Scenario 2: The batsman lines himself up for the big blow, but the yorker goes under the bat quicker than he anticipates. It’s a well-disguised faster delivery.
Scenario 3: The batsman, hustled by the heavy ball, goes for the pull but finds the bouncer pacier than he had bargained for. The ball takes the top edge for a catch. Some other batsmen succumb to the slow, craftily concealed, short ball.
Pace variations, smart changes in length, exploring different angles and mixing up the yorkers with the hard length balls and the short-pitched deliveries have fired unsung Indian pacemen to stunning success in the ongoing IPL.
And they have been, pitted against formidable names, swinging games big time. The 30-year-old Harshal Patel’s story is fascinating. With 23 scalps in 10 games, he is miles ahead of the pack in this edition’s IPL.

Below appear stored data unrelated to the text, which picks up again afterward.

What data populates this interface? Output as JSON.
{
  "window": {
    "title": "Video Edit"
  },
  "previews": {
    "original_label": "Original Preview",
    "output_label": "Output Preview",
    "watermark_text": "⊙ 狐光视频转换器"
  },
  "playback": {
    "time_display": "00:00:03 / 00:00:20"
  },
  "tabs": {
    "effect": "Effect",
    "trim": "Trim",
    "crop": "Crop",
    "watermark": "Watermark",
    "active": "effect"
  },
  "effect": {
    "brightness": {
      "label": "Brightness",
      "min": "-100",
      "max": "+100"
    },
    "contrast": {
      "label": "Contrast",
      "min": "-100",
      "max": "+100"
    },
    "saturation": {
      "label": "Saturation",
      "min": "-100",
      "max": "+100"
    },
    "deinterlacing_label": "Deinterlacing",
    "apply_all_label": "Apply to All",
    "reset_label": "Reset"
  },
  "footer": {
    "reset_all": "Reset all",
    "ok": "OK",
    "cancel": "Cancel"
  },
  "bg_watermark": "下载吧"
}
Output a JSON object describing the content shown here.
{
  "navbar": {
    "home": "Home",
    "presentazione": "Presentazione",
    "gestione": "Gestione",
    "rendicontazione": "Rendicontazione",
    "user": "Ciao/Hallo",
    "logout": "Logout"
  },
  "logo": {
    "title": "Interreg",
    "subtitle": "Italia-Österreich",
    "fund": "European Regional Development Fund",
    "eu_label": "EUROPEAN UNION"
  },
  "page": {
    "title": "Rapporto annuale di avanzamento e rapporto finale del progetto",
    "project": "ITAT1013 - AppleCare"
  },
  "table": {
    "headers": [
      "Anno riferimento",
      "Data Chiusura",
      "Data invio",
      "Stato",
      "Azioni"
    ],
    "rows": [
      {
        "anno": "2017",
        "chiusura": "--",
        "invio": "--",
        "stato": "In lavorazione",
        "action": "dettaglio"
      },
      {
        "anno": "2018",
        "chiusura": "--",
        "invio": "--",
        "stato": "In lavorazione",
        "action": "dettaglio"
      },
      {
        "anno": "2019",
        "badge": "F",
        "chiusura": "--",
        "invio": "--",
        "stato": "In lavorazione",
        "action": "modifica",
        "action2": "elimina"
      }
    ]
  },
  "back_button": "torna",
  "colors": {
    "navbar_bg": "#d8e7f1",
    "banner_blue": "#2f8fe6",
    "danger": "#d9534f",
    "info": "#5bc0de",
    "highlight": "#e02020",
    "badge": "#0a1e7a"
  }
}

He can strike early with his natural outswingers. And he is Virat Kohli’s go-to man at the death with his loopy slower deliveries and the surprisingly quick yorkers. His ice-cool temperament is a major factor in pressure situations. The hattrick against Mumbai Indians on Sunday was well deserved.
Then we have the 24-year-old Avesh Khan from Madhya Pradesh. His 15 wickets in 10 matches at an economy rate of 7.55 show he can both contain and strike. This paceman from the MRF Pace Foundation employs his shoulders, hit the bat hard. He also comprehends his release point for his on-target yorkers. And his short-pitched balls have zip.
Avesh Khan of Delhi Capitals. – IPL/SPORTZPICS
The 22-year-old Punjab paceman Arshdeep Singh, 13 wickets in eight matches, can outsmart batsmen in the death overs. He is calm, switches pace and length capably, and brings the left-armer’s angles into play. Arshdeep has roared for Punjab Kings.
And Rajasthan Royals’ Kartik Tyagi, with his high-arm action and lovely release, is a genuine talent. The yorker outside the off-stump is bowled with precision. He has pace, variety, control, temperament and the ability to bowl in impossible situations like against Punjab Kings the other day.
Prasidh Krishna, quick and potent on his day, and left-armer Chetan Sakariya, a clever customer with a bag of tricks, both MRF products, have already represented India.
India has considerable bench strength in pace bowling. In the land of spin, these pace bowlers can sting.